The call-site table is sorted by the start address field. If the personality function finds that there is no entry for the current PC in the call-site table, then there is no exception information. This should not happen in normal operation, and in C++ will lead to a call to std::terminate. If there is an entry in the call-site table, but the landing pad is zero, then there is nothing to do: there are no destructors to run or exceptions to catch. This is a normal case, and the unwinder will simply continue. If the action record is zero, then there are destructors to run but no exceptions to catch. The personality function will arrange to run the destructors as described above, and unwinding will continue.

Otherwise, we have an offset into the action table. Each entry in the action table is a pair of signed LEB128 values. The first number is a type filter.

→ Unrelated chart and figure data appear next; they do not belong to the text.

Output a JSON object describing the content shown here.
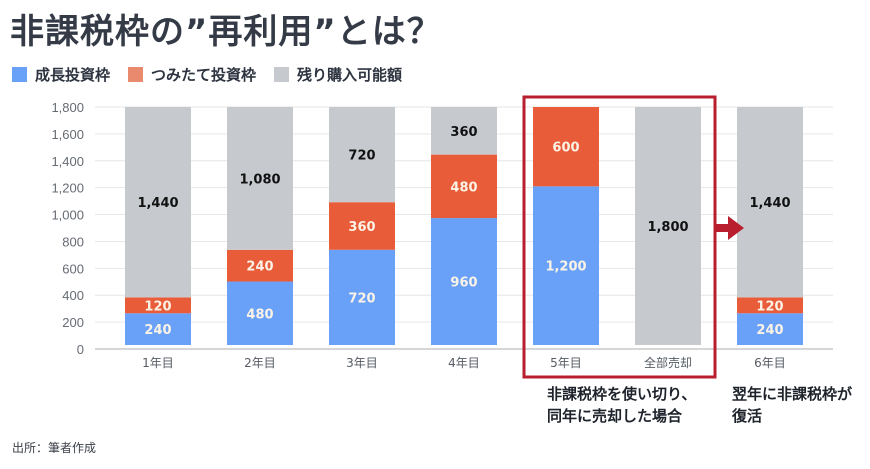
{
  "title": "非課税枠の”再利用”とは？",
  "legend": [
    {
      "label": "成長投資枠",
      "color": "#6aa1f8"
    },
    {
      "label": "つみたて投資枠",
      "color": "#e98a6e"
    },
    {
      "label": "残り購入可能額",
      "color": "#c6cacf"
    }
  ],
  "colors": {
    "growth": "#6aa1f8",
    "tsumitate": "#e85c3a",
    "remaining": "#c6cacf",
    "highlight": "#b81e2d",
    "grid": "#e6e6e6",
    "axis": "#c8c8c8"
  },
  "chart_data": {
    "type": "bar",
    "stacked": true,
    "title": "非課税枠の”再利用”とは？",
    "xlabel": "",
    "ylabel": "",
    "ylim": [
      0,
      1800
    ],
    "yticks": [
      0,
      200,
      400,
      600,
      800,
      1000,
      1200,
      1400,
      1600,
      1800
    ],
    "ytick_labels": [
      "0",
      "200",
      "400",
      "600",
      "800",
      "1,000",
      "1,200",
      "1,400",
      "1,600",
      "1,800"
    ],
    "grid": true,
    "legend_position": "top-left",
    "categories": [
      "1年目",
      "2年目",
      "3年目",
      "4年目",
      "5年目",
      "全部売却",
      "6年目"
    ],
    "series": [
      {
        "name": "成長投資枠",
        "values": [
          240,
          480,
          720,
          960,
          1200,
          0,
          240
        ],
        "labels": [
          "240",
          "480",
          "720",
          "960",
          "1,200",
          "",
          "240"
        ]
      },
      {
        "name": "つみたて投資枠",
        "values": [
          120,
          240,
          360,
          480,
          600,
          0,
          120
        ],
        "labels": [
          "120",
          "240",
          "360",
          "480",
          "600",
          "",
          "120"
        ]
      },
      {
        "name": "残り購入可能額",
        "values": [
          1440,
          1080,
          720,
          360,
          0,
          1800,
          1440
        ],
        "labels": [
          "1,440",
          "1,080",
          "720",
          "360",
          "",
          "1,800",
          "1,440"
        ]
      }
    ],
    "annotations": [
      {
        "type": "box",
        "around": [
          "5年目",
          "全部売却"
        ],
        "text": "非課税枠を使い切り、\n同年に売却した場合"
      },
      {
        "type": "arrow",
        "from": "全部売却",
        "to": "6年目",
        "text": "翌年に非課税枠が\n復活"
      }
    ]
  },
  "notes": {
    "box_line1": "非課税枠を使い切り、",
    "box_line2": "同年に売却した場合",
    "arrow_line1": "翌年に非課税枠が",
    "arrow_line2": "復活"
  },
  "source": "出所：筆者作成"
}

The second number is a byte offset to the next entry in the action table. A byte offset of 0 ends the current set of actions.

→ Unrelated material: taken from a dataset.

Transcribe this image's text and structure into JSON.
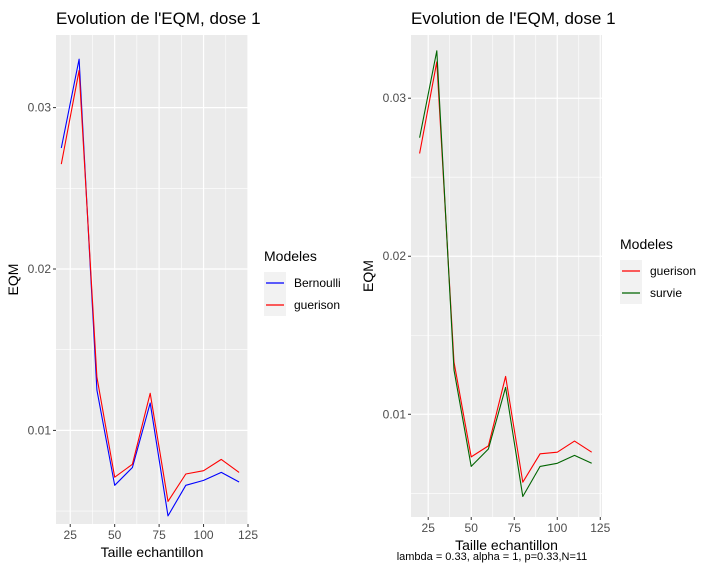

A type filter of zero indicates a cleanup, which is the same as an action record of zero in the call-site table. This means that there is a cleanup to be called even if none of the types match.

A positive type filter is an index into the types table. This is a negative index: the value 1 means the entry preceding the types table base, 2 means the entry before that, etc. The size of entries in the types table comes from the encoding in the header, as does the base of the types table. Each entry in the types table is a pointer to a type information structure. If this type information structure matches the type of the exception, then we have found a handler for this exception. The type filter value is a switch value will be passed to the handler in exception register 1. The actual comparison of the type information, and determining the type information from the exception pointer, really is language dependent. In C++ this is a pointer to a std::type_info structure. A NULL pointer in the types table is a catch-all handler.

A negative type filter is a byte offset into the types table of a NULL terminated list of pointers to type information structures. If the type of the current exception does not match any of the entries in the list, then there is an exception specification error. This is treated as an exception handler with a negative switch value.

I think that covers everything about how gcc unwinds the stack and throws exceptions.